Perhaps the chapter titles need some explanation. All have musical significance, some more obviously than others, although their sequence is determined by the chapters' content rather than by musical meaning "Recitativo Accompagnato" (accompanied recitative) is a baroque operatic term evoked in chapter 3, as Heifetz, in need of an accompanist for his master class, artfully changes me from a violin student into a pianist. "Intermezzo" is a rather vague term describing lighter musical entertainment performed between acts of classical dramas. "Passagework" as a musical expression describes transitional material between important sections of a musical form.
For the better part of this century the name Jascha Heifetz was synonymous with perfection. "Musica Disciplina," chapter 9, borrows a Renaissance musical term used to describe strict counterpoint.
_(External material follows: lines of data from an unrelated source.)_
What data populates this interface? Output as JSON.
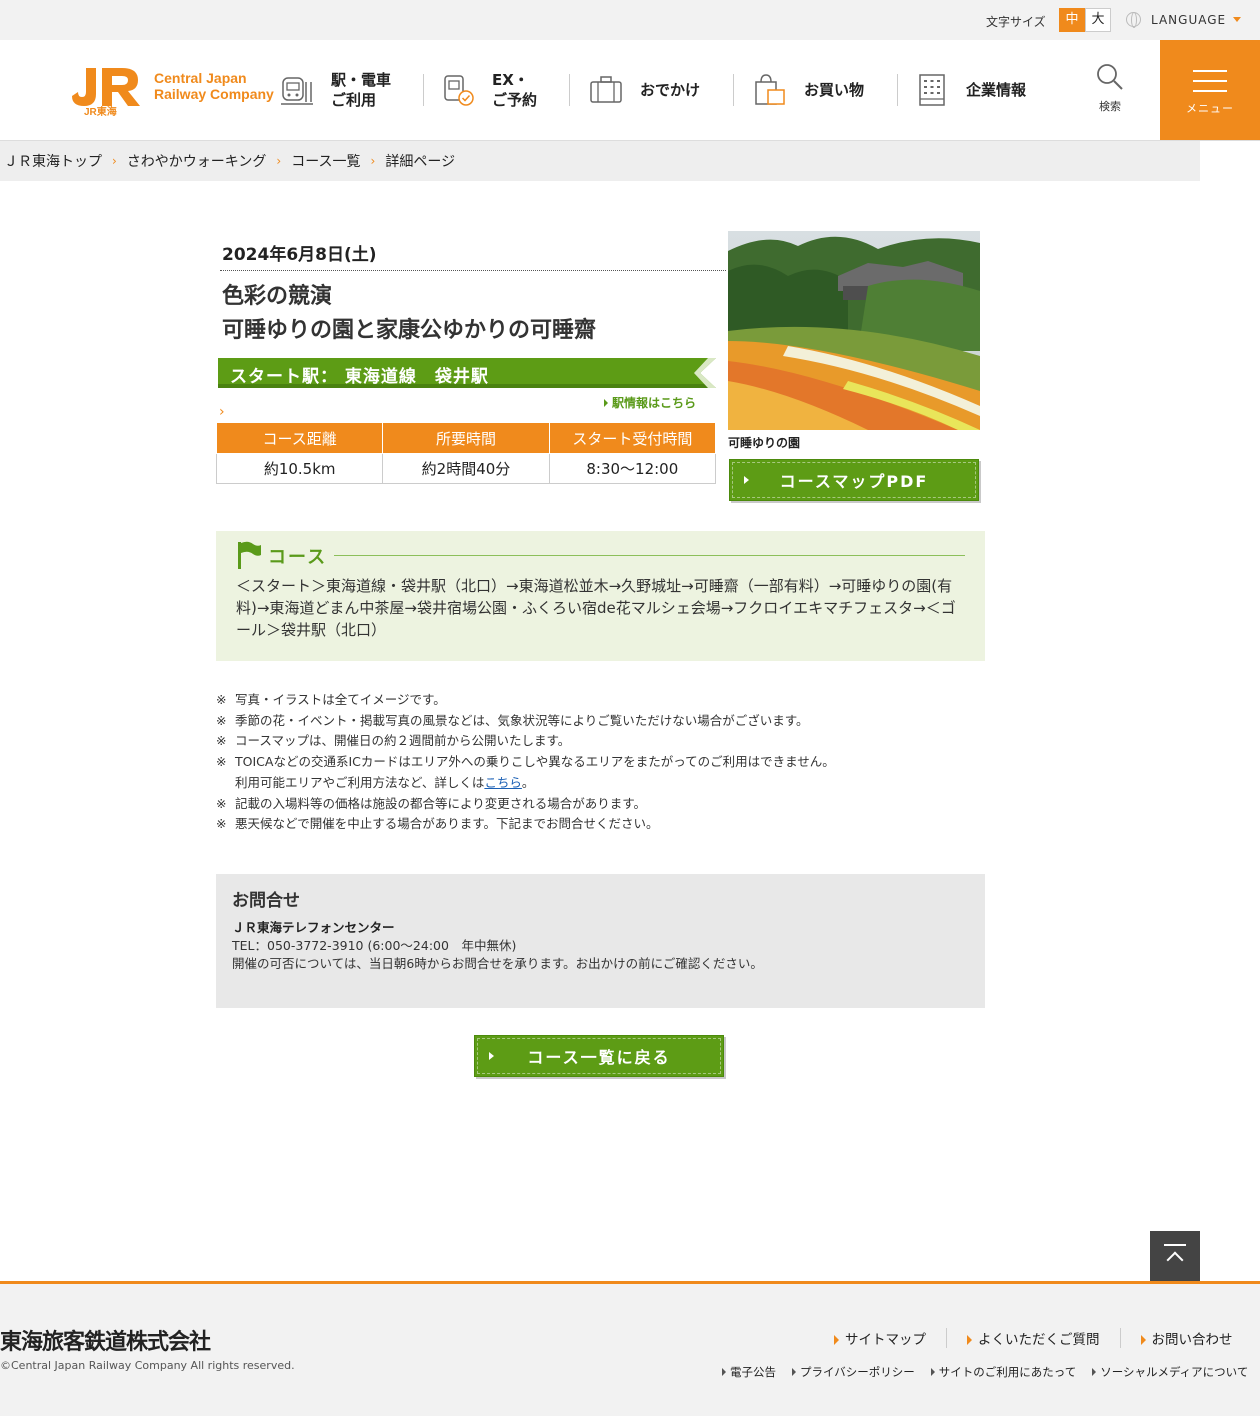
{
  "utility": {
    "font_size_label": "文字サイズ",
    "font_size_medium": "中",
    "font_size_large": "大",
    "language_label": "LANGUAGE"
  },
  "header": {
    "logo_line1": "Central Japan",
    "logo_line2": "Railway Company",
    "logo_sub": "JR東海",
    "nav": [
      {
        "label": "駅・電車\nご利用"
      },
      {
        "label": "EX・\nご予約"
      },
      {
        "label": "おでかけ"
      },
      {
        "label": "お買い物"
      },
      {
        "label": "企業情報"
      }
    ],
    "search_label": "検索",
    "menu_label": "メニュー"
  },
  "breadcrumb": [
    "ＪＲ東海トップ",
    "さわやかウォーキング",
    "コース一覧",
    "詳細ページ"
  ],
  "course": {
    "date": "2024年6月8日(土)",
    "title": "色彩の競演\n可睡ゆりの園と家康公ゆかりの可睡齋",
    "start_station": "スタート駅： 東海道線　袋井駅",
    "station_info_link": "駅情報はこちら",
    "table_headers": [
      "コース距離",
      "所要時間",
      "スタート受付時間"
    ],
    "table_values": [
      "約10.5km",
      "約2時間40分",
      "8:30～12:00"
    ],
    "photo_caption": "可睡ゆりの園",
    "pdf_button": "コースマップPDF",
    "course_heading": "コース",
    "course_route": "＜スタート＞東海道線・袋井駅（北口）→東海道松並木→久野城址→可睡齋（一部有料）→可睡ゆりの園(有料)→東海道どまん中茶屋→袋井宿場公園・ふくろい宿de花マルシェ会場→フクロイエキマチフェスタ→＜ゴール＞袋井駅（北口）"
  },
  "notes": {
    "mark": "※",
    "items": [
      "写真・イラストは全てイメージです。",
      "季節の花・イベント・掲載写真の風景などは、気象状況等によりご覧いただけない場合がございます。",
      "コースマップは、開催日の約２週間前から公開いたします。",
      "TOICAなどの交通系ICカードはエリア外への乗りこしや異なるエリアをまたがってのご利用はできません。",
      "記載の入場料等の価格は施設の都合等により変更される場合があります。",
      "悪天候などで開催を中止する場合があります。下記までお問合せください。"
    ],
    "ic_followup_prefix": "利用可能エリアやご利用方法など、詳しくは",
    "ic_followup_link": "こちら",
    "ic_followup_suffix": "。"
  },
  "contact": {
    "title": "お問合せ",
    "name": "ＪＲ東海テレフォンセンター",
    "tel": "TEL：050-3772-3910 (6:00～24:00　年中無休)",
    "note": "開催の可否については、当日朝6時からお問合せを承ります。お出かけの前にご確認ください。"
  },
  "back_button": "コース一覧に戻る",
  "footer": {
    "company": "東海旅客鉄道株式会社",
    "copyright": "©Central Japan Railway Company All rights reserved.",
    "links_main": [
      "サイトマップ",
      "よくいただくご質問",
      "お問い合わせ"
    ],
    "links_sub": [
      "電子公告",
      "プライバシーポリシー",
      "サイトのご利用にあたって",
      "ソーシャルメディアについて"
    ]
  },
  "colors": {
    "brand_orange": "#f08a1c",
    "green": "#5d9c15",
    "course_bg": "#edf3e0"
  }
}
This chapter deals with Heifetz's tremendous self-discipline in musical matters and his conflicts with the ordinary ways of life. Perfection is a jealous mistress and comes at a high price, which Heifetz paid in more than one way. The rare moments of serenity and domesticity in his life are described in chapter 10, "Sinfonia Domestica," which is the title of Richard Strauss's only symphony. Richard Strauss was among Heifetz's favorite composers. "Dies Irae,' the name of a Sequence or hymn from the Latin Requiem Mass, means literally Day of Wrath or, by implication, Judgment Day. Chapter 12 presents the dark side of Heifetz's personality and my struggles to stay sane facing it. The Greek title of the penultimate chapter, "Threnody," means lament. Professional mourners in ancient villages still recite the merits and the life of a worthy person during wakes in this loose form; the chapter contains the story of the accident that took his life, including his last days and a reflection on the influence he exercised over me as a musician and as a person. "Postludium," Chapter 14, refers to the exit music in church after the service. Here it serves as my own personal closure.
An appendix of works by Heifetz lists his published and unpublished transcriptions for violin and piano and the works from which they were taken, as well as his original transcriptions and compositions.
If I had to live again through any of my fifteen years with Jascha Heifetz, I would choose the last five. During these years he had finally come to terms with himself—with his persistent self-doubt and with the people who really loved him. And most importantly, Heifetz had learned to trust me and therefore to trust himself.
Heifetz had built an impenetrable barrier around himself as protection for his innermost uncertainties about his worth as a human being. Because of that, he was the target of personal and impersonal criticisms, often deeply rooted in jealousy. His personality was so complex that it obscured understanding of his motives, his actions and reactions, and even his art.